Similarly, you might consider a pre-retirement timeline: certain benchmarks or points of reference on the way to retirement that can help you make the transition into retirement with a sense of purpose and strategy.
40s: Do you have a financial plan in place? How does college for your kids fit into your long-term planning?
50s: It may be time to review your plan. Do you need to up your savings goals? Should you focus on paying off the house?
Mid-50s to early 60s: You will want to start learning about any special terms your employer has for separation from employment. What about your 401(k) vesting?
59 ½: You are eligible to make withdrawals from your IRA accounts with no IRS penalties. The same applies to withdrawals from SEPs, 401(k) plans, 403(b) plans, and 457 plans. Certain rules may apply to these withdrawals if you are still working for the employer who sponsors the plan; you should check these out.
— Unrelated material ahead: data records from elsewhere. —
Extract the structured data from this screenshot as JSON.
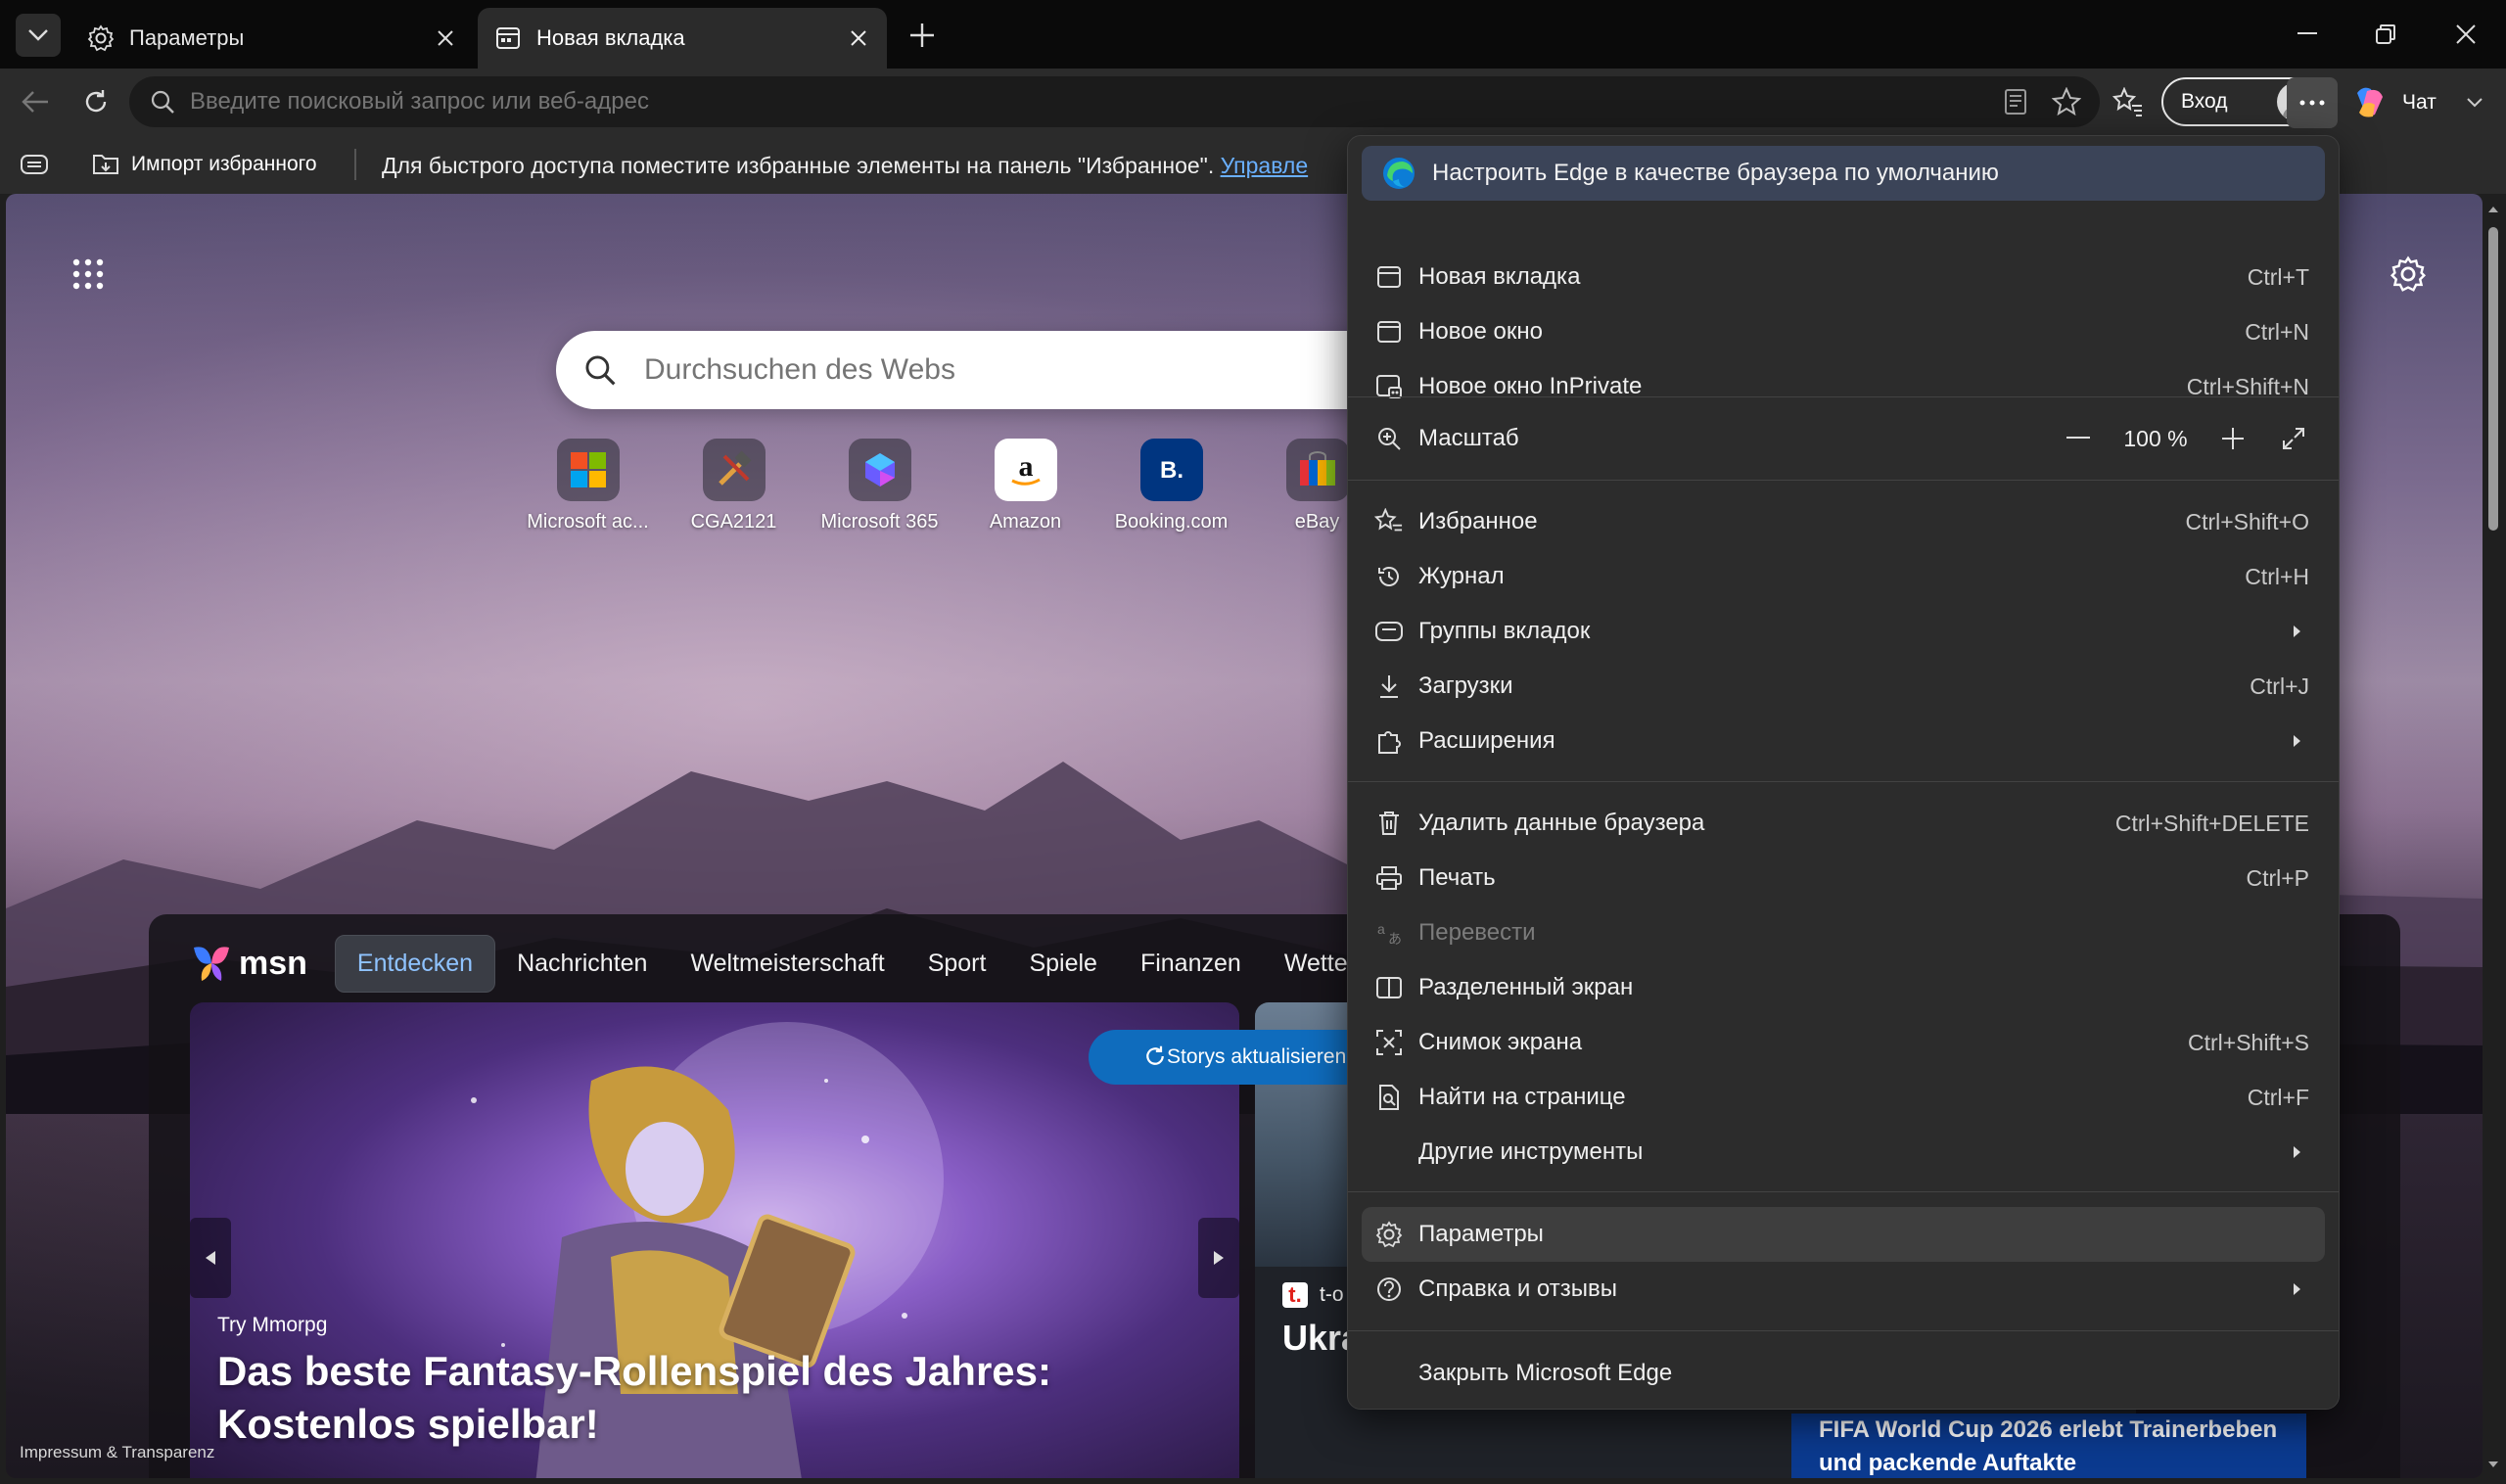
{
  "tabs": [
    {
      "title": "Параметры",
      "icon": "gear-icon"
    },
    {
      "title": "Новая вкладка",
      "icon": "newtab-page-icon"
    }
  ],
  "toolbar": {
    "address_placeholder": "Введите поисковый запрос или веб-адрес",
    "signin_label": "Вход",
    "copilot_label": "Чат"
  },
  "favbar": {
    "import_label": "Импорт избранного",
    "message": "Для быстрого доступа поместите избранные элементы на панель \"Избранное\".",
    "manage_link": "Управле"
  },
  "page": {
    "search_placeholder": "Durchsuchen des Webs",
    "quicklinks": [
      {
        "label": "Microsoft ac...",
        "icon": "microsoft-logo-icon"
      },
      {
        "label": "CGA2121",
        "icon": "tools-icon"
      },
      {
        "label": "Microsoft 365",
        "icon": "m365-logo-icon"
      },
      {
        "label": "Amazon",
        "icon": "amazon-logo-icon"
      },
      {
        "label": "Booking.com",
        "icon": "booking-logo-icon"
      },
      {
        "label": "eBay",
        "icon": "ebay-bag-icon"
      }
    ],
    "msn": {
      "logo_text": "msn",
      "tabs": [
        "Entdecken",
        "Nachrichten",
        "Weltmeisterschaft",
        "Sport",
        "Spiele",
        "Finanzen",
        "Wetter"
      ],
      "active_tab": "Entdecken",
      "hero": {
        "eyebrow": "Try Mmorpg",
        "title": "Das beste Fantasy-Rollenspiel des Jahres: Kostenlos spielbar!"
      },
      "card2": {
        "source": "t-o",
        "title": "Ukra"
      },
      "refresh_label": "Storys aktualisieren",
      "fifa_text": "FIFA World Cup 2026 erlebt Trainerbeben und packende Auftakte"
    },
    "impressum": "Impressum & Transparenz"
  },
  "menu": {
    "default_browser": "Настроить Edge в качестве браузера по умолчанию",
    "items": [
      {
        "label": "Новая вкладка",
        "shortcut": "Ctrl+T",
        "icon": "new-tab-icon"
      },
      {
        "label": "Новое окно",
        "shortcut": "Ctrl+N",
        "icon": "new-window-icon"
      },
      {
        "label": "Новое окно InPrivate",
        "shortcut": "Ctrl+Shift+N",
        "icon": "inprivate-icon"
      },
      {
        "label": "Масштаб",
        "zoom": "100 %",
        "icon": "zoom-icon"
      },
      {
        "label": "Избранное",
        "shortcut": "Ctrl+Shift+O",
        "icon": "favorites-icon"
      },
      {
        "label": "Журнал",
        "shortcut": "Ctrl+H",
        "icon": "history-icon"
      },
      {
        "label": "Группы вкладок",
        "submenu": true,
        "icon": "tab-groups-icon"
      },
      {
        "label": "Загрузки",
        "shortcut": "Ctrl+J",
        "icon": "download-icon"
      },
      {
        "label": "Расширения",
        "submenu": true,
        "icon": "extensions-icon"
      },
      {
        "label": "Удалить данные браузера",
        "shortcut": "Ctrl+Shift+DELETE",
        "icon": "trash-icon"
      },
      {
        "label": "Печать",
        "shortcut": "Ctrl+P",
        "icon": "print-icon"
      },
      {
        "label": "Перевести",
        "disabled": true,
        "icon": "translate-icon"
      },
      {
        "label": "Разделенный экран",
        "icon": "split-screen-icon"
      },
      {
        "label": "Снимок экрана",
        "shortcut": "Ctrl+Shift+S",
        "icon": "screenshot-icon"
      },
      {
        "label": "Найти на странице",
        "shortcut": "Ctrl+F",
        "icon": "find-icon"
      },
      {
        "label": "Другие инструменты",
        "submenu": true,
        "icon": ""
      },
      {
        "label": "Параметры",
        "icon": "settings-icon",
        "highlighted": true
      },
      {
        "label": "Справка и отзывы",
        "submenu": true,
        "icon": "help-icon"
      },
      {
        "label": "Закрыть Microsoft Edge",
        "icon": ""
      }
    ]
  }
}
60: Your Social Security survivor benefit can start, but if you begin taking these payments now, the amount will be reduced permanently.
62: You become eligible for personal Social Security payments, though they will be reduced if you don’t wait until full retirement age (FRA).
65: You can sign up for Medicare; the window is from three months prior to turning 65 until three months after. Don’t miss this window!
65-67: FRA–if you were born in 1937 or earlier, it’s 65 and increases to 66 for those born 1938-1954. A birth date in 1955 or later means your FRA is 66 and a few months, and if you were born in 1960 or later, your FRA is 67.
70: You get the largest Social Security benefit if you wait until now; your benefit increases 8 percent each year you wait past your FRA.
If you are looking ahead to retirement, consider these timelines. They can help you do a better job of planning for and transitioning into a satisfying and well-funded retirement.